I just started thinking about building a microservices architecture for learning purposes. I understood that microservices are split, and they should be independent, even when storing data, but what is the real application of it? Most data isn't independent, and is relational in some way, even when using non-relational databases.
My starting idea is a basic app where someone can watch something, let's say a TV serie, have an account with a profile, and can comment and like that TV serie.
The idea is to divide everything in the two following services:
- User service, which basically means authentication and storing users data;
- TV series service, which stores TV series data, episodes, links and other blah blah;
- Streaming service, which handles video streaming, but let's not talk about it.
Obviously, for a correct independent microservices architecture pattern, we should split databases.
Now, my questions are:
- Let's say we use JWT for authentication, so it's stateless, and TV series needs authentication to perform some actions. Should the TV series service implement authentication too? Should they check for your JWT token, or should they call the User service to handle authentication?

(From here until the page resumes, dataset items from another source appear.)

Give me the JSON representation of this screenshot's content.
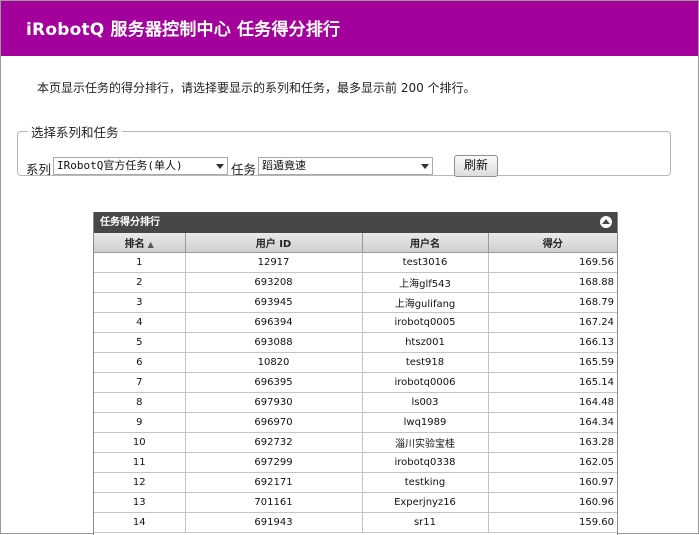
{
  "header": {
    "title": "iRobotQ 服务器控制中心 任务得分排行"
  },
  "intro": "本页显示任务的得分排行，请选择要显示的系列和任务，最多显示前 200 个排行。",
  "selector": {
    "legend": "选择系列和任务",
    "series_label": "系列",
    "series_value": "IRobotQ官方任务(单人)",
    "task_label": "任务",
    "task_value": "蹈遁竟速",
    "refresh_label": "刷新"
  },
  "table": {
    "title": "任务得分排行",
    "columns": [
      "排名",
      "用户 ID",
      "用户名",
      "得分"
    ],
    "rows": [
      [
        "1",
        "12917",
        "test3016",
        "169.56"
      ],
      [
        "2",
        "693208",
        "上海glf543",
        "168.88"
      ],
      [
        "3",
        "693945",
        "上海gulifang",
        "168.79"
      ],
      [
        "4",
        "696394",
        "irobotq0005",
        "167.24"
      ],
      [
        "5",
        "693088",
        "htsz001",
        "166.13"
      ],
      [
        "6",
        "10820",
        "test918",
        "165.59"
      ],
      [
        "7",
        "696395",
        "irobotq0006",
        "165.14"
      ],
      [
        "8",
        "697930",
        "ls003",
        "164.48"
      ],
      [
        "9",
        "696970",
        "lwq1989",
        "164.34"
      ],
      [
        "10",
        "692732",
        "淄川实验宝桂",
        "163.28"
      ],
      [
        "11",
        "697299",
        "irobotq0338",
        "162.05"
      ],
      [
        "12",
        "692171",
        "testking",
        "160.97"
      ],
      [
        "13",
        "701161",
        "Experjnyz16",
        "160.96"
      ],
      [
        "14",
        "691943",
        "sr11",
        "159.60"
      ]
    ]
  }
}
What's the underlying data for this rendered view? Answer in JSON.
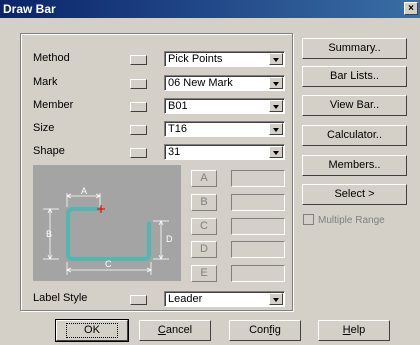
{
  "window": {
    "title": "Draw Bar",
    "close": "×"
  },
  "form": {
    "method": {
      "label": "Method",
      "value": "Pick Points"
    },
    "mark": {
      "label": "Mark",
      "value": "06 New Mark"
    },
    "member": {
      "label": "Member",
      "value": "B01"
    },
    "size": {
      "label": "Size",
      "value": "T16"
    },
    "shape": {
      "label": "Shape",
      "value": "31"
    },
    "label_style": {
      "label": "Label Style",
      "value": "Leader"
    }
  },
  "diagram": {
    "dim_a": "A",
    "dim_b": "B",
    "dim_c": "C",
    "dim_d": "D"
  },
  "dimensions": [
    {
      "letter": "A",
      "value": ""
    },
    {
      "letter": "B",
      "value": ""
    },
    {
      "letter": "C",
      "value": ""
    },
    {
      "letter": "D",
      "value": ""
    },
    {
      "letter": "E",
      "value": ""
    }
  ],
  "side_buttons": {
    "summary": "Summary..",
    "bar_lists": "Bar Lists..",
    "view_bar": "View Bar..",
    "calculator": "Calculator..",
    "members": "Members..",
    "select": "Select >"
  },
  "multiple_range": {
    "label": "Multiple Range",
    "checked": false
  },
  "bottom_buttons": {
    "ok": "OK",
    "cancel_first": "C",
    "cancel_rest": "ancel",
    "config_first": "Con",
    "config_u": "f",
    "config_rest": "ig",
    "help_first": "H",
    "help_rest": "elp"
  },
  "colors": {
    "bar": "#4fb8b0",
    "marker": "#ff0000",
    "diagram_bg": "#a4a4a4"
  }
}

- Where should you then store things that a user does - like comments, and likes, if there is a relation between the two databases? If having a single shared database is an anti-pattern, and calling a microservice from another one is an antipattern too, how should you handle a comment? In what database should you store it? And then, how would you do a query which gets "all comments of a specific user" if you can't join or aggregate data between databases, because they're split? Is manual aggregation worth doing?
- Would this approach benefit of an API gateway? I can't understand why and what API gateways are. Though I understood that, someway, they can help joining responses of two microservices.